= St. John's Day, Masonic feast =

Two feast days (24 June; 27 December)

Saint John the Baptist Preaching in the Wilderness by Anton Raphael

Freemasons historically celebrate two feasts of saints who are both named John. The feast of John the Baptist falls on 24 June, and that of John the Evangelist on 27 December, roughly marking mid-summer and mid-winter. During the Eighteenth Century, the Premier Grand Lodge of England and the Grand Lodge of Ireland favoured the day of John the Baptist, while the Grand Lodge of Scotland, the Ancient Grand Lodge of England and the Grand Lodge of All England at York installed their Grand Masters on the feast day of John the Evangelist. The United Grand Lodge of England was formed on 27 December 1813.

==John the Baptist==

The first Grand Lodge was formed on 24 June the feast day of John the Baptist in 1717. This may arise from an old tradition, as the Baptist appears to have been regarded as the patron of stonemasons in continental Europe during the Middle Ages. The guild of masons and carpenters attached to Cologne Cathedral was known as the Fraternity of St. John the Baptist. The earliest surviving record of Grand Lodge of Ireland installing a Grand Master is dated to 24 June 1725. As records of individual lodges appear in Ireland and in the Antients' in England, it seems many of them met to install a new master twice a year, on the feast days of both the Baptist and the Evangelist.

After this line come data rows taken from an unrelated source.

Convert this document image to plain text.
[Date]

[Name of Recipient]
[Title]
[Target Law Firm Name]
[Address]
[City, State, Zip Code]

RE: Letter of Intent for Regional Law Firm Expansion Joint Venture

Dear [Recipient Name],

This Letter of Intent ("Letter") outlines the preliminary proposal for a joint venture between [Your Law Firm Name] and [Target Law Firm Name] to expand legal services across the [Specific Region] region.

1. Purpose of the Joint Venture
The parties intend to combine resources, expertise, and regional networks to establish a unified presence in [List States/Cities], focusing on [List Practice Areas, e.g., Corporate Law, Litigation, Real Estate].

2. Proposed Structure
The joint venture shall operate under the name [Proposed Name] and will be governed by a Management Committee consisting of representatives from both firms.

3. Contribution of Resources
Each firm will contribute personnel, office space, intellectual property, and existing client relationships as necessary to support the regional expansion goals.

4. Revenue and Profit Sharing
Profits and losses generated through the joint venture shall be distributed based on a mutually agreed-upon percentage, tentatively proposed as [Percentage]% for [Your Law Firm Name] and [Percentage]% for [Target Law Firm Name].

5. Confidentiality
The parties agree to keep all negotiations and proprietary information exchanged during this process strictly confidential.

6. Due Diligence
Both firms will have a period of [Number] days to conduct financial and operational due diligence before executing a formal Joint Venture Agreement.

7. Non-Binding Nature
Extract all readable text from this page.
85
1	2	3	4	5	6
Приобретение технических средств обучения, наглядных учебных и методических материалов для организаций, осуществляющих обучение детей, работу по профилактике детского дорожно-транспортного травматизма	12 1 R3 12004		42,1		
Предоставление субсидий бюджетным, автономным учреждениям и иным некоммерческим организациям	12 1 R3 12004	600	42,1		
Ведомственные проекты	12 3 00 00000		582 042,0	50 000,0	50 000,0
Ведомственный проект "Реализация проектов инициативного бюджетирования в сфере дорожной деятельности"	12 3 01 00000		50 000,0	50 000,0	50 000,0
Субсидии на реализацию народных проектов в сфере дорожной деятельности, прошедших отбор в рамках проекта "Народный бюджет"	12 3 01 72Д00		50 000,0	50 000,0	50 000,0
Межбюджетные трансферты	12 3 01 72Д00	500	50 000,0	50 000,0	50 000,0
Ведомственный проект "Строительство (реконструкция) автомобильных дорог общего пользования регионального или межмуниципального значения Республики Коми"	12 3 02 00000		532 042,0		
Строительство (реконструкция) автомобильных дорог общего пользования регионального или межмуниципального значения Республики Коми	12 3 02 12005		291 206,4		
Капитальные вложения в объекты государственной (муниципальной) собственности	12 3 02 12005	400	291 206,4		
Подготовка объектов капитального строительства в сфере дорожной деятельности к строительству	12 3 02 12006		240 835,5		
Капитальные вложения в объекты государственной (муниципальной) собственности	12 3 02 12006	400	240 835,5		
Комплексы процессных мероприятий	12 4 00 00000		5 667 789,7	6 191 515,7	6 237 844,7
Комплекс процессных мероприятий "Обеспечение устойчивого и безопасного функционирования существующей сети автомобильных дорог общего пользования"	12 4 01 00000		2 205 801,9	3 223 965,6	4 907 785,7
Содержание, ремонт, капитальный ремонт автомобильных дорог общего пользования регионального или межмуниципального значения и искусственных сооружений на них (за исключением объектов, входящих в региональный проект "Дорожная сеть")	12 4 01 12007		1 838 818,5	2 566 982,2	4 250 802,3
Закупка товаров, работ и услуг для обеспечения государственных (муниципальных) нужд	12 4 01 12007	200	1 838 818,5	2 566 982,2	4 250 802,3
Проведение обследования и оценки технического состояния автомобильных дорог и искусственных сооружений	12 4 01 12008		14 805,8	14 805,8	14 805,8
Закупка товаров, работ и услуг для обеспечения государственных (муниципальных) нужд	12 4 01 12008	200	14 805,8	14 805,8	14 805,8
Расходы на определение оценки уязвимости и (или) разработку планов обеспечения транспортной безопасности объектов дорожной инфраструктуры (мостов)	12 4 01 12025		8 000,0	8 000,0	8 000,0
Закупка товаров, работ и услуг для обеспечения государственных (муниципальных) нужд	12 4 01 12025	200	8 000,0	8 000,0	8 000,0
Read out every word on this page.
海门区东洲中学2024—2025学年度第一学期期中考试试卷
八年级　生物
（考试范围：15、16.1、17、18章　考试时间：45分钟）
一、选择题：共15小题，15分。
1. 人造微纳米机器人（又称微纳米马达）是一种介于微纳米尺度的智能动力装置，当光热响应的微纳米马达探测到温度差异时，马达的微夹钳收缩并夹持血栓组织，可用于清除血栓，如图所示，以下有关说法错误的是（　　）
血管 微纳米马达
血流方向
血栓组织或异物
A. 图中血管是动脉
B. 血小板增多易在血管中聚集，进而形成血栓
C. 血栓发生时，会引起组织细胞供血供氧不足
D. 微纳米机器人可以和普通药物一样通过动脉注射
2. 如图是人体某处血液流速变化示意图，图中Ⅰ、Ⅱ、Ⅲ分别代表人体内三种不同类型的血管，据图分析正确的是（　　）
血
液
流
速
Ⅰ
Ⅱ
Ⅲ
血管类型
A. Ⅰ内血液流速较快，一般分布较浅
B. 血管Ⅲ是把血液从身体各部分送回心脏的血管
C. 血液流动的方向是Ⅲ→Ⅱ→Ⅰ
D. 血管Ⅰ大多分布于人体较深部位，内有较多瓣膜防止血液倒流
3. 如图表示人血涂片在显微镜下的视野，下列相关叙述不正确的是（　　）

This date is also a popular day for cornerstone laying ceremonies. The first Masonic Hall in New York City had its cornerstone laid on 24 June 1826.

==John the Evangelist==

The Evangelist is particularly associated with Scottish lodges. The Lodge of Edinburgh was associated with the aisle of St. John the Evangelist in St. Giles Cathedral from the 15th century. The Grand Lodge of All England, and its predecessor, the Ancient Society of Freemasons in the City of York, elected and installed their president, then from 1725 their Grand Master on the day of the Evangelist, and in London the Ancient Grand Lodge of England elected their new Grand Masters on the same day. When the Ancient and the Moderns (the Premier Grand Lodge) eventually came together in the United Grand Lodge of England, it was on the Feast of the Evangelist in 1813.